Spätmittelalterliche Gleichberechtigung
Die schönsten Krippenbilder stammen aus dem späten Mittelalter. Anders als in manch romantischen Krippendarstellungen späterer Jahrhunderte, ist Josef eben nicht der phantasielos inszenierte Komparse, der untätig ungelenk neben der Krippe stehend das Kind anstarrt, wahlwiese anbetet. Spätmittelalterliche Josephsdarstellungen zeigen den Vater Jesu in einer sehr modernen Rolle.
Ob einer zum Vater taugt zeigt sich ja auch heute noch oftmals während und erst recht nach der Geburt. Ist er bei der Geburt dabei oder hat er sich verdrückt? Kümmert er sich um Mutter, Kind und Haushalt? Wechselt er Windeln oder kann er es nicht, weil ihm schlecht wird? Und wer steht nachts auf, wenn’s Kind schreit?
Umso überraschender das Bild des Hl. Joseph im Mittelalter, der als Hausmann im Stall von Bethlehem, als es drunter und drüber ging, überraschende Qualitäten an den Tag legt.
Mal angenommen, dass mittelalterliche Künstler Joseph für den idealen Mann hielten, schließlich ist er ein Premium Heiliger aus der ersten Reihe um Jesus, dann hatte alles, was man ihm zuschrieb, Vorbildcharakter und war absolut nachahmenswert.

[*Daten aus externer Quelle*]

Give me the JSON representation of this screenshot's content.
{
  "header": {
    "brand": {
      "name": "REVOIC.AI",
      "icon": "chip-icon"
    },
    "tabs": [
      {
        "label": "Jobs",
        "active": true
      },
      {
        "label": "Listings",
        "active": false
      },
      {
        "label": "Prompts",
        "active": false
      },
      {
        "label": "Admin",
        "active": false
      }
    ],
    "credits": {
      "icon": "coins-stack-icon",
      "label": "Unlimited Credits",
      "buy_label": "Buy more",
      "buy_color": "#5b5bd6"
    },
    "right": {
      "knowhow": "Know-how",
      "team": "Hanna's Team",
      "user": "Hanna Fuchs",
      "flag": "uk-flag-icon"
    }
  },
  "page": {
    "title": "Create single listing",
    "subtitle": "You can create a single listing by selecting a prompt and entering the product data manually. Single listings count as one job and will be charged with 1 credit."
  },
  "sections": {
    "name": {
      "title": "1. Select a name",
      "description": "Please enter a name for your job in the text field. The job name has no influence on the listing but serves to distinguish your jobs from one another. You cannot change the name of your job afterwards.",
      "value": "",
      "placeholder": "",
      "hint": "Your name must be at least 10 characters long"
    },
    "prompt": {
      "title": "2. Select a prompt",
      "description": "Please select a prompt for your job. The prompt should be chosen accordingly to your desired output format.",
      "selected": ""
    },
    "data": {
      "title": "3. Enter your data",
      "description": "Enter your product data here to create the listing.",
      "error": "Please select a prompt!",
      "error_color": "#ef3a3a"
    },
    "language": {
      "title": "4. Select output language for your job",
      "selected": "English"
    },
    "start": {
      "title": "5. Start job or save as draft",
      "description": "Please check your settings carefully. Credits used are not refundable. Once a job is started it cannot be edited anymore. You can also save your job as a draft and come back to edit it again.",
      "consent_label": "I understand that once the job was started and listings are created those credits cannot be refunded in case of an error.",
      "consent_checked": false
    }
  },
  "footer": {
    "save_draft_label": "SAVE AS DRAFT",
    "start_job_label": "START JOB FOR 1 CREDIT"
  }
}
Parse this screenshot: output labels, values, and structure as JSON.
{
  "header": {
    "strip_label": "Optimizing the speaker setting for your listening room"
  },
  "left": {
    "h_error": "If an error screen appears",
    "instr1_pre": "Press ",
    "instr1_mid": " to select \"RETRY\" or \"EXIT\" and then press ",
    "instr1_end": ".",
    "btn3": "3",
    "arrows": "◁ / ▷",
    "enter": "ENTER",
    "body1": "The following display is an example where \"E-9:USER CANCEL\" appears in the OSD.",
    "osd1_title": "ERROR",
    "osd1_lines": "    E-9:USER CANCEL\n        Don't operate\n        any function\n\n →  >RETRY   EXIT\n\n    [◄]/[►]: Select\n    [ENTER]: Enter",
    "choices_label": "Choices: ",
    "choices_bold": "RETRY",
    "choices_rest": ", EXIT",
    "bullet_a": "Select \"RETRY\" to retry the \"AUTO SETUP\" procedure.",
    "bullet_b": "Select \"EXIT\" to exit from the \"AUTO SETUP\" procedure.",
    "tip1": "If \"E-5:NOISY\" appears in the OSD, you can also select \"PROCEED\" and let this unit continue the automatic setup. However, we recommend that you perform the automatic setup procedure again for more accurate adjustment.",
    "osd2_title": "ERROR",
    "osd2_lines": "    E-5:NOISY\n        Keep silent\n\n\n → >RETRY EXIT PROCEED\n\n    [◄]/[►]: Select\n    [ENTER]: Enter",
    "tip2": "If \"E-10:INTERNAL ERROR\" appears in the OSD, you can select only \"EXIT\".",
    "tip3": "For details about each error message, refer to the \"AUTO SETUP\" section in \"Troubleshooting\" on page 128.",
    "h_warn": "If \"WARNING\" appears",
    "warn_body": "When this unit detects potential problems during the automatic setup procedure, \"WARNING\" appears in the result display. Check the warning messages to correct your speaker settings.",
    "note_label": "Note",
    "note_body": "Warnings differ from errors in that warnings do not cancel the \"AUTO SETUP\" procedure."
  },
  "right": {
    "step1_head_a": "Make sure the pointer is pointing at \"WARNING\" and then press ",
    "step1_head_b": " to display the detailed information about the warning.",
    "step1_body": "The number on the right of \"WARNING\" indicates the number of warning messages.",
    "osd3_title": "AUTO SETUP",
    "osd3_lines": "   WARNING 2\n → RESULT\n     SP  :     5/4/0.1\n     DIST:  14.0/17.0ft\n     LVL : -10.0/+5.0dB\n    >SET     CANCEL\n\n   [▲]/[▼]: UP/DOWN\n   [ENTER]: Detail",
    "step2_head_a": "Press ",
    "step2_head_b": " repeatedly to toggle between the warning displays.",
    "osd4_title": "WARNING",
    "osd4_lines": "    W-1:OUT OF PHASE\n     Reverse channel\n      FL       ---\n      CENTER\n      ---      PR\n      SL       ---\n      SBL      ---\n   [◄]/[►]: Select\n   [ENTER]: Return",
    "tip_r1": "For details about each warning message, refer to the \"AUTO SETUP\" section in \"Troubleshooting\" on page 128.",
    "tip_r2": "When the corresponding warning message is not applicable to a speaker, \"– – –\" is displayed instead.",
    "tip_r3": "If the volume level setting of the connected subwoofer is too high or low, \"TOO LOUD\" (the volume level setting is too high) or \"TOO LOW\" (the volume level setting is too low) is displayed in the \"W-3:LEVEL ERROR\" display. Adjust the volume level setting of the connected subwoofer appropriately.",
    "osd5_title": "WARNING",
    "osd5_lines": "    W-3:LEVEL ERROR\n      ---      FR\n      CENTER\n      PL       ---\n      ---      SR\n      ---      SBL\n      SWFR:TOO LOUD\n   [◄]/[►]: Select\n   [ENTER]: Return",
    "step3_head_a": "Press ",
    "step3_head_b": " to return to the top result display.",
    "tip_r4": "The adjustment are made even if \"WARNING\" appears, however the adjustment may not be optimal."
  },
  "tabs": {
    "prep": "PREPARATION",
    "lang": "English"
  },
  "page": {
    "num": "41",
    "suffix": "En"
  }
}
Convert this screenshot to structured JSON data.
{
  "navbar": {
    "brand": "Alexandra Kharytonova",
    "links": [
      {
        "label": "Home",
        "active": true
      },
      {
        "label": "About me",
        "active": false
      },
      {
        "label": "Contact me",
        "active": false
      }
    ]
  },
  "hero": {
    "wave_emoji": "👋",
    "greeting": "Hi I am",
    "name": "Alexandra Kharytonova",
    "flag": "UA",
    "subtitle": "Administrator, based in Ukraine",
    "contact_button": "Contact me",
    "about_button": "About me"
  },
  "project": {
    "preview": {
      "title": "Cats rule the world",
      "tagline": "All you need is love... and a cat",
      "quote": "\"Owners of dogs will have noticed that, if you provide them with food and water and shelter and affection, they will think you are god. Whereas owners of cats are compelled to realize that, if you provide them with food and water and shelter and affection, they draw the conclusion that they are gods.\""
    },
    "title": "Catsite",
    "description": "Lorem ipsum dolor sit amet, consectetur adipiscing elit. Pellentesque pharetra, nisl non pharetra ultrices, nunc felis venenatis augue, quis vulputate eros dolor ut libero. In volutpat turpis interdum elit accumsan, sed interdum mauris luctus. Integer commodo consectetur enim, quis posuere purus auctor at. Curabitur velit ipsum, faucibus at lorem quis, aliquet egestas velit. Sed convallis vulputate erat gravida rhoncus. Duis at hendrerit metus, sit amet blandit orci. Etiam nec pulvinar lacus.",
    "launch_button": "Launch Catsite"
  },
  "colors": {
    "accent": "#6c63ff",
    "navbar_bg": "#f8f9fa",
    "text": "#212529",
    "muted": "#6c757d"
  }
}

So gibt es Bilder aus dieser Zeit, auf denen Joseph den Hebammen bei der Krippe Wasser reicht, um das Kind zu baden. Auf einem anderen Weihnachtsbild reicht Joseph das Kind seiner Mutter, gerade so, als sei es nach einem kleinen Spaziergang auf den Armen des Vaters nun Zeit für die Brust. Alles wirkt so lebensnah und lebensecht. Ein Wiener Tafelbild zeigt Joseph am Zaun stehend sich munter mit den Hirten unterhalten. Auf einem Kärntner Fresko sieht man Joseph, wie er eine Gans und Eier anschleppt. Und hin und wieder ähnelt Joseph modernen Männern, wenn sie sich mühen, den Grill zu entzünden: Mal facht er mit dem Blasebalg, mal mit der Kraft seiner Lungen das Feuer an. Auf unserem Bild brennt es aber schon. Und Joseph kocht.
Das Bild stammt genau aus der Zeit des Spätmittelalters, so um 1450. Es ist die Weihnachtstafel des Altars in der evangelischen Stadtkirche von Bad Wildungen.